Maiker não descarta migrar novamente caso sinta que sua integridade está ameaçada. Veja no vídeo.
ATAQUE HOMOFÓBICO
No dia 16 de junho, a Cáritas Paraná promoveu um evento digital de capacitação dos seus agentes para atuarem com a comunidade LBGTQIA+. E atraiu o ódio dos conservadores. Palestras tiveram de ser interrompidas porque o espaço virtual foi invadido por pessoas que passaram a fazer xingamentos homofóbicos, racistas e xenófobos. “Começaram a abrir o microfone e fazer pequenos barulhos. Depois compartilharam vídeos e músicas, até que não conseguimos mais controlar o que estava acontecendo. Fomos para um outro link e tentamos continuar”, conta Luíza. Mas não funcionou porque os invasores seguiram atacando.
Além de xingamentos, foram ouvidos gritos de “Bolsonaro 2022”, uma referência à campanha de reeleição do presidente da República no ano que vem. Os organizadores do evento fizeram boletim de ocorrência na delegacia de crimes cibernéticos de Curitiba.
ACOLHIDA
Antes de ir para a Cáritas Paraná, Luíza Gagliardi atuou como professora de migrantes e refugiados na Cáritas de Maringá, onde a instituição mantém uma Escola de Português. “Atendemos pessoas de várias nacionalidades, inclusive de países como Egito, Síria, Marrocos”, conta a assessora. “Primeiro é feito um trabalho de acolhimento. Se a pessoa não é alfabetizada na língua materna, ela entra para um curso de alfabetização. Os já alfabetizados fazem três anos de língua portuguesa”, complementa.

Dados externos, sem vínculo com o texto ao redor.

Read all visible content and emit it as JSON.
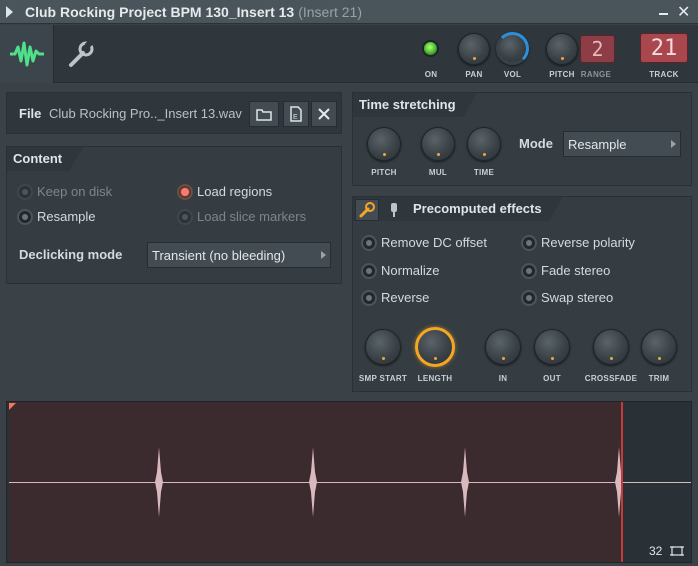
{
  "window": {
    "title": "Club Rocking Project BPM 130_Insert 13",
    "subtitle": "(Insert 21)"
  },
  "toolbar": {
    "knobs": {
      "on": "ON",
      "pan": "PAN",
      "vol": "VOL",
      "pitch": "PITCH",
      "range": "RANGE",
      "track": "TRACK"
    },
    "range_value": "2",
    "track_value": "21"
  },
  "file": {
    "label": "File",
    "name": "Club Rocking Pro.._Insert 13.wav"
  },
  "content": {
    "title": "Content",
    "options": {
      "keep_on_disk": "Keep on disk",
      "resample": "Resample",
      "load_regions": "Load regions",
      "load_slice_markers": "Load slice markers"
    },
    "declicking_label": "Declicking mode",
    "declicking_value": "Transient (no bleeding)"
  },
  "time_stretching": {
    "title": "Time stretching",
    "knobs": {
      "pitch": "PITCH",
      "mul": "MUL",
      "time": "TIME"
    },
    "mode_label": "Mode",
    "mode_value": "Resample"
  },
  "precomputed": {
    "title": "Precomputed effects",
    "effects": {
      "remove_dc": "Remove DC offset",
      "normalize": "Normalize",
      "reverse": "Reverse",
      "reverse_polarity": "Reverse polarity",
      "fade_stereo": "Fade stereo",
      "swap_stereo": "Swap stereo"
    },
    "knobs": {
      "smp_start": "SMP START",
      "length": "LENGTH",
      "in": "IN",
      "out": "OUT",
      "crossfade": "CROSSFADE",
      "trim": "TRIM"
    }
  },
  "waveform": {
    "zoom": "32"
  },
  "colors": {
    "accent_orange": "#f5a623",
    "accent_green": "#3ee07a",
    "accent_blue": "#2e8fd9",
    "lcd_red": "#8c3d45",
    "radio_on": "#ff7a66"
  }
}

Somente no primeiro semestre deste ano, a Cáritas Paraná, que tem 13 entidades-membro – todas ligadas a uma arquidiocese do Estado – atendeu 4.256 migrantes e refugiados.“Hoje, o principal movimento vem da Venezuela. Mas já tivemos momentos com a vinda mais intensas de haitianos, africanos, pessoas do mundo árabe”, conta a secretária-executiva da instituição, Márcia Ponce.
Ela considera que o idioma é uma das principais dificuldades encontradas pelos migrantes e refugiados, mesmo para aqueles que chegam de países hispânicos. “Nós não entendemos direito o espanhol.”

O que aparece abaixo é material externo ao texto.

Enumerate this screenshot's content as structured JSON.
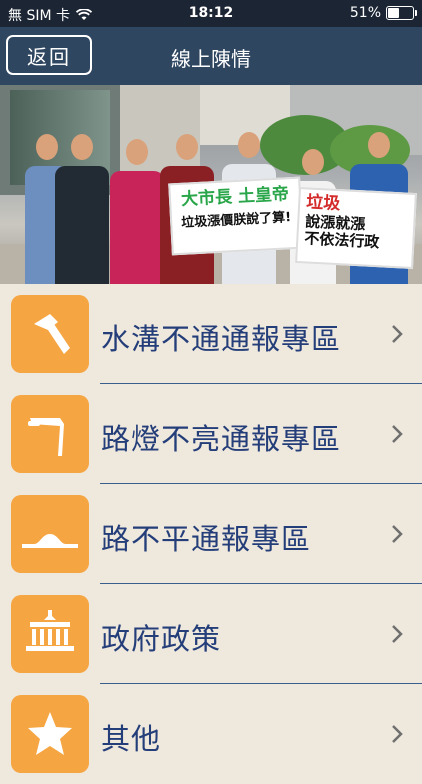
{
  "status_bar": {
    "carrier": "無 SIM 卡",
    "time": "18:12",
    "battery": "51%",
    "battery_level": 0.51
  },
  "navbar": {
    "back_label": "返回",
    "title": "線上陳情"
  },
  "banner": {
    "sign_left_line1": "大市長 土皇帝",
    "sign_left_line2": "垃圾漲價朕說了算!",
    "sign_right_line1": "垃圾",
    "sign_right_line2": "說漲就漲",
    "sign_right_line3": "不依法行政"
  },
  "menu": {
    "items": [
      {
        "label": "水溝不通通報專區",
        "icon": "hammer-icon"
      },
      {
        "label": "路燈不亮通報專區",
        "icon": "streetlight-icon"
      },
      {
        "label": "路不平通報專區",
        "icon": "road-bump-icon"
      },
      {
        "label": "政府政策",
        "icon": "government-building-icon"
      },
      {
        "label": "其他",
        "icon": "star-icon"
      }
    ]
  },
  "colors": {
    "status_bar": "#1b2533",
    "navbar": "#2f4660",
    "icon_bg": "#f5a541",
    "label": "#243e7a",
    "background": "#efe8dc"
  }
}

Mas o preconceito e a xenofobia estão muito presentes no Brasil. “Para muita gente, o migrante ainda é visto como transmissor de doenças, o que é reforçado num momento como o atual, de pandemia.”
E casos de exploração também não são incomuns. “Se os próprios brasileiros às vezes têm dificuldade de acessar moradia, imagine para o migrante. Acontece de a pessoa ter o recurso para pagar o aluguel, mas não ter garantia para oferecer a imobiliária. Acaba alugando direto de proprietários, pagando o dobro do valor normal”, relata Márcia.
Ela considera que a imagem de um “Brasil acolhedor” não é necessariamente verdadeira. “Até há pouco tempo tínhamos uma das leis mais restritivas para a entrada de migrantes.” A lei atual, número 13.445, que dispõe sobre os direitos e os deveres do migrante e do visitante, é de 2017. “Só agora é que tivemos um avanço, com uma legislação mais humanitária.”
Márcia afirma que, num futuro próximo, o mundo terá de lidar com o agravamento das ondas migratórias. “É o que a gente chama de refugiados do clima. Há grandes catástrofes já acontecendo e por acontecer.” A crescente dificuldade de acesso a recursos hídricos, de acordo com a secretária, será um dos principais fatores responsáveis por esse processo.